6. “The long-drawn-out affair . . . eventually, after some retraction, faded off the scene, leaving a distinctly nasty taste.”

What retraction? Perhaps you mean Walter Hooper’s retraction of his demonstrably false claim that he was Lewis’s longtime friend and secretary who lived with the Lewis brothers in the Kilns. For my part, I have certainly issued no retraction about The Dark Tower; instead, I have strengthened my charges. I wonder why you think the affair has faded off the scene. My second book on the subject, Light in the Shadowlands: Protecting the Real C.S. Lewis, has garnered endorsements from such luminaries as Arthur C. Clarke! And my 20-page quarterly newsletter, The Lewis Legacy, is eleven years old now. (You can read it in the Bodleian.)

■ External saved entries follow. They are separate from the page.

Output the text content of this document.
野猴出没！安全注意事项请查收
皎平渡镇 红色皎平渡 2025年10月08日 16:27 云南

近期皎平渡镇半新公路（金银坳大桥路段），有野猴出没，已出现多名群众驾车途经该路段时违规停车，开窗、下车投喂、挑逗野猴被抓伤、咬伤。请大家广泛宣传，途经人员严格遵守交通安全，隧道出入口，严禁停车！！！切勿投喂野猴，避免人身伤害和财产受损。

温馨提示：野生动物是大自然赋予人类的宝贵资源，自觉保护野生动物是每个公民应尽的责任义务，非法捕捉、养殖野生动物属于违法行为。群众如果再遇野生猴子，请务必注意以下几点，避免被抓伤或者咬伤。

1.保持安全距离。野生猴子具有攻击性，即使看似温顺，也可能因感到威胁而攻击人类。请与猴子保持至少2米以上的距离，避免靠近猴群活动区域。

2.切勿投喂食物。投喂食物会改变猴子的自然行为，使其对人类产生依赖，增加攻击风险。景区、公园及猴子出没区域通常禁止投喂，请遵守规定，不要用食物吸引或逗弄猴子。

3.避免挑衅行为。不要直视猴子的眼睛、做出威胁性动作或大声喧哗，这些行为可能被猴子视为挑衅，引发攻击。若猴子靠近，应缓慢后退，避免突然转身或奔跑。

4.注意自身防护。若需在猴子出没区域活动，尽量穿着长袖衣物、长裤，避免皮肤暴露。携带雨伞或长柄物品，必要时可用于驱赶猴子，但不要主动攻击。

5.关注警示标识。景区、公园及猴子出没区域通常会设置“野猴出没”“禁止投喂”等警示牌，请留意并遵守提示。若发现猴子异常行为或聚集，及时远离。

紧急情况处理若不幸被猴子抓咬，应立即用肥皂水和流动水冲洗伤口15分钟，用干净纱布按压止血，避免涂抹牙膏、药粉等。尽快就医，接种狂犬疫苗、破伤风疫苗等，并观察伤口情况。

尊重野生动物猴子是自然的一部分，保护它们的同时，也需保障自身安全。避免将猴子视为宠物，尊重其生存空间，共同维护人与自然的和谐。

In fact, I plan to introduce your book this month in Issue 83 and include this open letter along with your reply. I hope our interchange will serve readers as an example of how such misunderstandings between people of good will can be cleared up once contact is established.

With good wishes,

Kathryn Lindskoog

On 18th February 2000 Patricia Batstone responded. She pointed out that the paragraph in question is in an appendix — an appendix added at a late stage of the editing. “There is no reason why Walter Hooper, had he wished to write a fantasy, could not have done so in his own name and still gained a market.” She refers to her sources as “various reports” and a newspaper cutting: “…unfortunately, by now, it is not possible to trace chapter and verse.” “Let us agree to differ and move on.” “At the end of the day I have to ask the question, does it really matter anymore?” “I am only sorry you felt so misrepresented as to feel it necessary to write in the first place, as no offense was intended and my opinions are entirely my own.”